O ataque de Pahalgam colocou enorme pressão sobre o governo de Modi para reagir e punir os perpetradores e seus apoiadores.
"A Índia e o primeiro-ministro Modi tiveram que responder ao ataque de 22 de abril, especialmente depois que a oposição e usuários de redes sociais postaram clipes de Modi repreendendo o ex-primeiro-ministro Manmohan Singh por sua falta de resposta após o ataque terrorista de 26 de novembro de 2008 em Mumbai", disse Uday Bhaskar, um oficial aposentado da Marinha indiana, à DW.
"Portanto, Modi teve que provar que poderia liderar a Índia até 'ghus kay maaro' (palavra hindi para 'penetração e corte') até a província paquistanesa de Punjab, Muridke e Bahawalpur."
"Essa narrativa reforça a imagem de uma Índia liderada por Modi como confiante, poderosa e sem qualquer tolerância ao terrorismo jihadista. Essa perspectiva fortalece a narrativa de 'defensor dos hindus', o que tem um impacto eleitoral positivo", enfatizou Bhaskar. "As próximas eleições parlamentares no estado de Bihar, no norte da Índia, serão um teste para isso."
No entanto, o cessar-fogo mediado pelos EUA entre a Índia e o Paquistão irritou os nacionalistas hindus na Índia, observou Shanthie Mariet D'Souza, presidente do Instituto Mantraya de Estudos Estratégicos.
"Não acho que o cessar-fogo seja aceitável para todos os grupos nacionalistas indianos, pois fica significativamente aquém de suas expectativas de infligir perdas ao Paquistão", disse ela à DW.
"A política futura do BJP em relação ao Paquistão permanecerá inalterada até que Islamabad abandone sua reivindicação à Caxemira e pare de patrocinar o terrorismo. Esta é, em geral, a política de outros partidos políticos também", enfatizou D'Souza.

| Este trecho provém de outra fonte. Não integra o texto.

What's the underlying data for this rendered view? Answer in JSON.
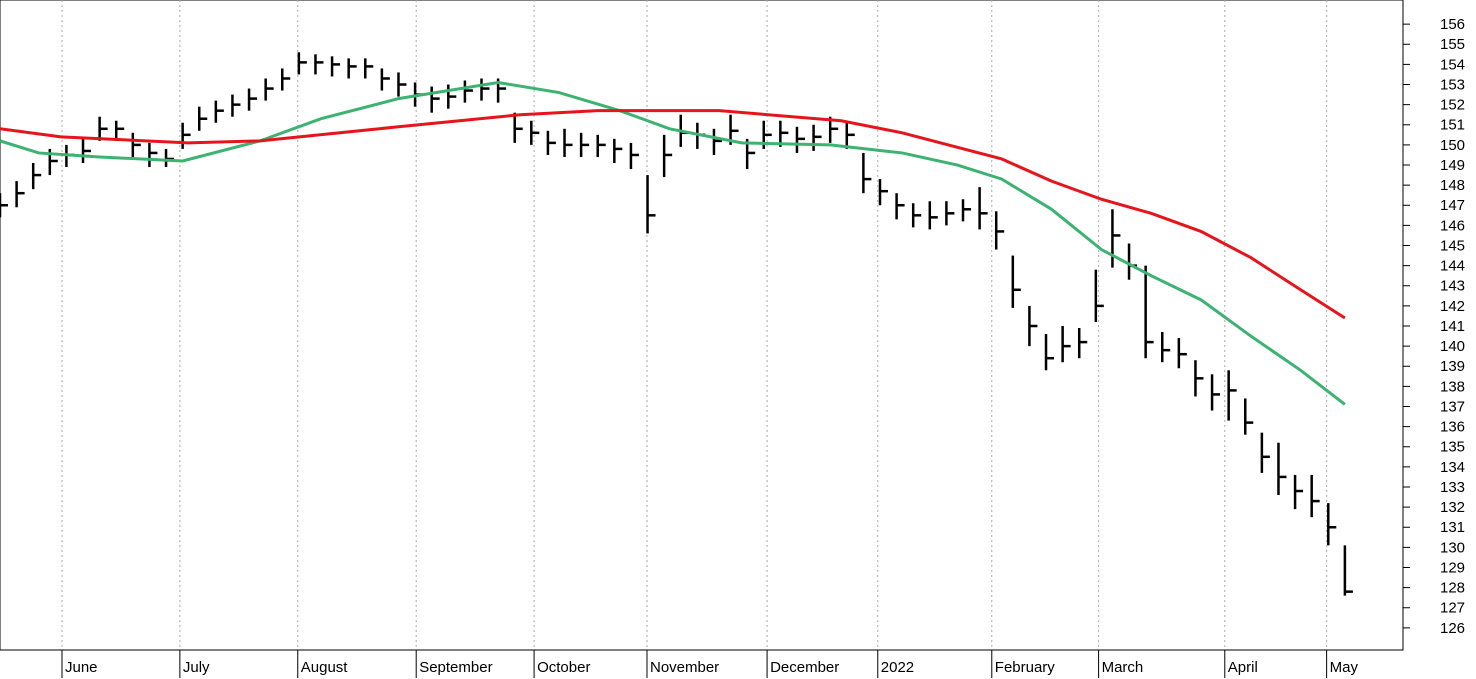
{
  "chart_data": {
    "type": "ohlc",
    "color": "#000000",
    "grid": true,
    "x": [
      0,
      3,
      6,
      9,
      12,
      15,
      18,
      21,
      24,
      27,
      30,
      33,
      36,
      39,
      42,
      45,
      48,
      51,
      54,
      57,
      60,
      63,
      66,
      69,
      72,
      75,
      78,
      81,
      84,
      87,
      90,
      93,
      96,
      99,
      102,
      105,
      108,
      111,
      114,
      117,
      120,
      123,
      126,
      129,
      132,
      135,
      138,
      141,
      144,
      147,
      150,
      153,
      156,
      159,
      162,
      165,
      168,
      171,
      174,
      177,
      180,
      183,
      186,
      189,
      192,
      195,
      198,
      201,
      204,
      207,
      210,
      213,
      216,
      219,
      222,
      225,
      228,
      231,
      234,
      237,
      240,
      243
    ],
    "high": [
      147.6,
      148.2,
      149.1,
      149.8,
      150,
      150.3,
      151.4,
      151.2,
      150.6,
      150.1,
      149.8,
      151.1,
      151.9,
      152.2,
      152.5,
      152.8,
      153.3,
      153.8,
      154.6,
      154.5,
      154.4,
      154.3,
      154.3,
      153.8,
      153.6,
      153.1,
      152.9,
      153,
      153.2,
      153.3,
      153.3,
      151.6,
      151.2,
      150.7,
      150.8,
      150.6,
      150.5,
      150.3,
      150.1,
      148.5,
      150.5,
      151.5,
      151.1,
      150.8,
      151.5,
      150.3,
      151.2,
      151.2,
      150.9,
      151,
      151.4,
      151.2,
      149.6,
      148.3,
      147.6,
      147.1,
      147.2,
      147.2,
      147.3,
      147.9,
      146.7,
      144.5,
      142,
      140.6,
      141,
      140.9,
      143.8,
      146.8,
      145.1,
      144,
      140.7,
      140.4,
      139.3,
      138.6,
      138.8,
      137.4,
      135.7,
      135.2,
      133.6,
      133.6,
      132.2,
      130.1
    ],
    "low": [
      146.4,
      146.9,
      147.8,
      148.5,
      148.9,
      149.1,
      150.2,
      150.2,
      149.4,
      148.9,
      148.9,
      149.8,
      150.7,
      151.1,
      151.4,
      151.7,
      152.2,
      152.7,
      153.5,
      153.5,
      153.4,
      153.3,
      153.3,
      152.7,
      152.4,
      151.9,
      151.6,
      151.8,
      152.1,
      152.2,
      152.1,
      150.1,
      150,
      149.5,
      149.4,
      149.4,
      149.4,
      149.1,
      148.8,
      145.6,
      148.4,
      149.9,
      149.8,
      149.5,
      150,
      148.8,
      149.8,
      149.9,
      149.6,
      149.7,
      150.1,
      149.8,
      147.6,
      147,
      146.3,
      145.9,
      145.8,
      146,
      146.2,
      145.8,
      144.8,
      141.9,
      140,
      138.8,
      139.2,
      139.4,
      141.2,
      143.9,
      143.3,
      139.4,
      139.2,
      138.9,
      137.5,
      136.8,
      136.3,
      135.6,
      133.7,
      132.6,
      131.9,
      131.5,
      130.1,
      127.6
    ],
    "close": [
      147,
      147.6,
      148.5,
      149.2,
      149.5,
      149.7,
      150.8,
      150.8,
      150,
      149.6,
      149.3,
      150.5,
      151.3,
      151.7,
      152,
      152.3,
      152.8,
      153.3,
      154.1,
      154.1,
      154,
      153.9,
      153.9,
      153.3,
      153,
      152.5,
      152.3,
      152.4,
      152.7,
      152.8,
      152.8,
      150.8,
      150.6,
      150.1,
      150,
      150,
      150,
      149.8,
      149.5,
      146.5,
      149.5,
      150.6,
      150.5,
      150.2,
      150.7,
      149.6,
      150.5,
      150.6,
      150.3,
      150.4,
      150.8,
      150.5,
      148.3,
      147.7,
      147,
      146.5,
      146.4,
      146.6,
      146.8,
      146.6,
      145.7,
      142.8,
      141,
      139.4,
      140,
      140.2,
      142,
      145.5,
      144,
      140.2,
      139.8,
      139.6,
      138.4,
      137.6,
      137.8,
      136.2,
      134.5,
      133.5,
      132.8,
      132.3,
      131,
      127.8
    ],
    "series": [
      {
        "type": "line",
        "color": "#3cb371",
        "x": [
          0,
          7,
          18,
          33,
          47,
          58,
          72,
          90,
          101,
          112,
          121,
          134,
          150,
          163,
          173,
          181,
          190,
          199,
          208,
          217,
          226,
          235,
          243
        ],
        "values": [
          150.2,
          149.6,
          149.4,
          149.2,
          150.2,
          151.3,
          152.3,
          153.1,
          152.6,
          151.7,
          150.8,
          150.1,
          150,
          149.6,
          149,
          148.3,
          146.8,
          144.8,
          143.5,
          142.3,
          140.5,
          138.8,
          137.1
        ]
      },
      {
        "type": "line",
        "color": "#e8141c",
        "x": [
          0,
          11,
          34,
          47,
          72,
          94,
          108,
          130,
          152,
          163,
          181,
          190,
          199,
          208,
          217,
          226,
          235,
          243
        ],
        "values": [
          150.8,
          150.4,
          150.1,
          150.2,
          150.9,
          151.5,
          151.7,
          151.7,
          151.2,
          150.6,
          149.3,
          148.2,
          147.3,
          146.6,
          145.7,
          144.4,
          142.8,
          141.4
        ]
      }
    ],
    "xlim": [
      0,
      253.5
    ],
    "xticks": [
      {
        "value": 11.2,
        "label": "June"
      },
      {
        "value": 32.5,
        "label": "July"
      },
      {
        "value": 53.8,
        "label": "August"
      },
      {
        "value": 75.2,
        "label": "September"
      },
      {
        "value": 96.5,
        "label": "October"
      },
      {
        "value": 116.9,
        "label": "November"
      },
      {
        "value": 138.6,
        "label": "December"
      },
      {
        "value": 158.6,
        "label": "2022"
      },
      {
        "value": 179.2,
        "label": "February"
      },
      {
        "value": 198.5,
        "label": "March"
      },
      {
        "value": 221.3,
        "label": "April"
      },
      {
        "value": 239.7,
        "label": "May"
      }
    ],
    "ylim": [
      124.9,
      157.2
    ],
    "yticks": [
      126,
      127,
      128,
      129,
      130,
      131,
      132,
      133,
      134,
      135,
      136,
      137,
      138,
      139,
      140,
      141,
      142,
      143,
      144,
      145,
      146,
      147,
      148,
      149,
      150,
      151,
      152,
      153,
      154,
      155,
      156
    ]
  }
}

Mais restrições na Índia e no PaquistãoEspecialistas temem que, apesar do clima chauvinista em ambos os países após o conflito, o custo da violência acabe sendo suportado pelas populações de ambos os estados.
"A interferência militar paquistanesa na política continuará a aumentar, e a margem de manobra dos políticos diminuirá ainda mais", disse o analista Mahmood.

Segundo Mahmood, o conflito mais recente também terá consequências econômicas: "O governo apresentará seu orçamento anual em junho. Já anunciou que aumentará significativamente o orçamento de defesa. O financiamento para o desenvolvimento diminuirá. Vejo os militares governando com mão de ferro nos próximos anos."
Para Sulehria, a situação atual não é um bom presságio para os direitos civis no Paquistão . Nas províncias do Baluchistão e Khyber Pakhtunkhwa, haverá agora uma repressão mais dura aos movimentos civis. As autoridades recorrerão a medidas mais repressivas em todo o país.
Questionado se Nova Déli poderia usar o conflito para marginalizar críticos, incluindo oponentes políticos e minorias, Bhaskar reconheceu que restrições mais rígidas nas mídias sociais eram possíveis. No entanto, ele expressou esperança de que Nova Déli não tome esse caminho.